This is a guest blog entry written by Xavier Hernandez. If you want to read more stories, visit viterbiadmission.usc.edu/latinxlives.
I spent my whole life on a farm before coming to USC. I would spend my summers working in extreme heat and my winters working in extreme cold. Back in those days, I could never have pictured myself being where I am now. I left the farm to attend USC for aerospace engineering. This was difficult for me since I was the first in my family to leave our small farm town in Central California. USC was a dream come true, but it came with tremendous struggles. I felt like I didn’t belong because of how I looked, my lower socio-economic background, and my life experience. Before we get further into the story, this is a good place to introduce myself. My name is Xavier Hernandez and I’m a double trojan. I have my undergraduate degree from USC in engineering and my graduate degree in the STEM field as well. The most important thing to know about me before reading more is that I am a brown Latino farm boy.
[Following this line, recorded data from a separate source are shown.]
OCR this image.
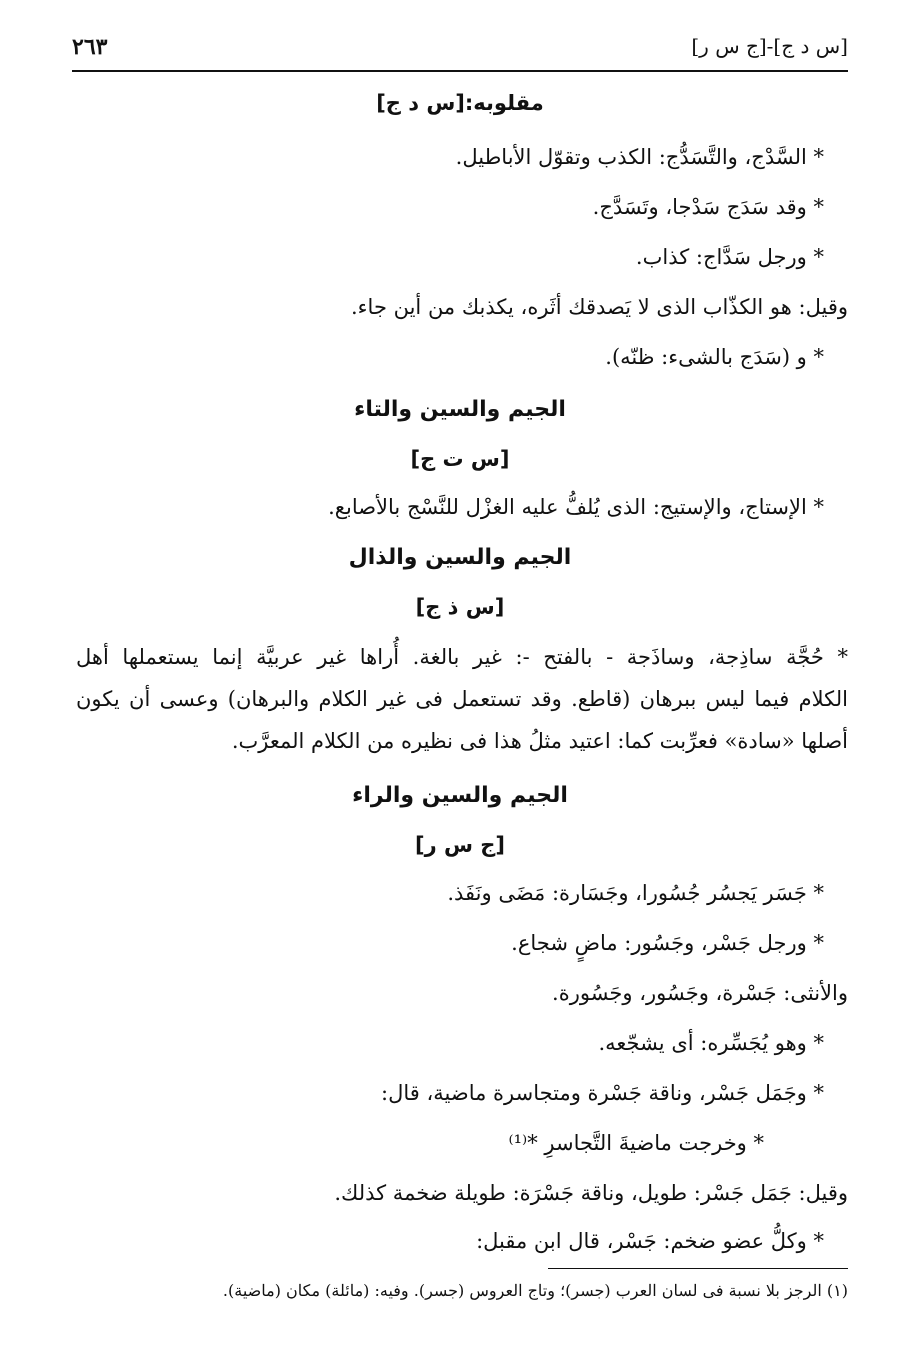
[س د ج]-[ج س ر]
٢٦٣
مقلوبه:[س د ج]
* السَّدْج، والتَّسَدُّج: الكذب وتقوّل الأباطيل.
* وقد سَدَج سَدْجا، وتَسَدَّج.
* ورجل سَدَّاج: كذاب.
وقيل: هو الكذّاب الذى لا يَصدقك أثَره، يكذبك من أين جاء.
* و (سَدَج بالشىء: ظنّه).
الجيم والسين والتاء
[س ت ج]
* الإستاج، والإستيج: الذى يُلفُّ عليه الغزْل للنَّسْج بالأصابع.
الجيم والسين والذال
[س ذ ج]
* حُجَّة ساذِجة، وساذَجة - بالفتح -: غير بالغة. أُراها غير عربيَّة إنما يستعملها أهل
الكلام فيما ليس ببرهان (قاطع. وقد تستعمل فى غير الكلام والبرهان) وعسى أن يكون
أصلها «سادة» فعرِّبت كما: اعتيد مثلُ هذا فى نظيره من الكلام المعرَّب.
الجيم والسين والراء
[ج س ر]
* جَسَر يَجسُر جُسُورا، وجَسَارة: مَضَى ونَفَذ.
* ورجل جَسْر، وجَسُور: ماضٍ شجاع.
والأنثى: جَسْرة، وجَسُور، وجَسُورة.
* وهو يُجَسِّره: أى يشجّعه.
* وجَمَل جَسْر، وناقة جَسْرة ومتجاسرة ماضية، قال:
* وخرجت ماضيةَ التَّجاسرِ *⁽¹⁾
وقيل: جَمَل جَسْر: طويل، وناقة جَسْرَة: طويلة ضخمة كذلك.
* وكلُّ عضو ضخم: جَسْر، قال ابن مقبل:
(١) الرجز بلا نسبة فى لسان العرب (جسر)؛ وتاج العروس (جسر). وفيه: (مائلة) مكان (ماضية).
I struggled being away from my family and the farm life. At the beginning of my time at USC, it was hard to understand how to be my full self. It’s hard to relate to people when my best go-to conversation is about being a farm worker and how much I love fruit. The Society of Hispanic Professional Engineers (SHPE) and the Center for Engineering Diversity (CED) helped me find a family at USC. Some of my closest friends are people I met from SHPE-USC. My family is big and we show love and support to each other all of the time, so I would do my best to show love and support to my closest friends because now they were my family.
Along the way at USC, I changed my major to Industrial and Systems Engineering because it better suited my new goals and how I wanted to solve problems. Honestly, aerospace engineering was a struggle for me academically. I come from the world of rural education that didn’t prepare me well for the world of a top tier engineering school. My grades were always some of the lowest in my classes, and there were moments where I felt like giving up. Once I switched my major things started getting better because I was understanding the material better and I liked it more. I ended up securing my very first internship which was at Medtronic and I began to find my way in school. It’s okay to change up the path along the way, my struggles and decisions helped me find the path in engineering that I really loved.
As a graduate student, I found myself in a familiar place in an unfamiliar setting if that makes sense. I was back at USC for a masters degree, something I’d never thought I would be able to achieve with a below 2.8 GPA as an undergraduate. I understood how to better navigate USC this time around, so I took up every opportunity that came my way after working so hard. I was able to work for one of my dream companies, I became an Astronomy and Physics teacher, and I was able to make an impact for the Latinx community through great collaborations with the LA CASA cultural center at USC. In my program, I always made sure to bring my full Latino farm boy self to represent for myself, my family, and my community. I would engineer and design products that I could bring something from my background into. I ended up being featured on ABC TV, USC News, Daily Trojan, and much more because I was my authentic self. No longer did I let go of who I was just because I felt like I didn’t belong. This was how I made a space for myself to belong, just by being myself.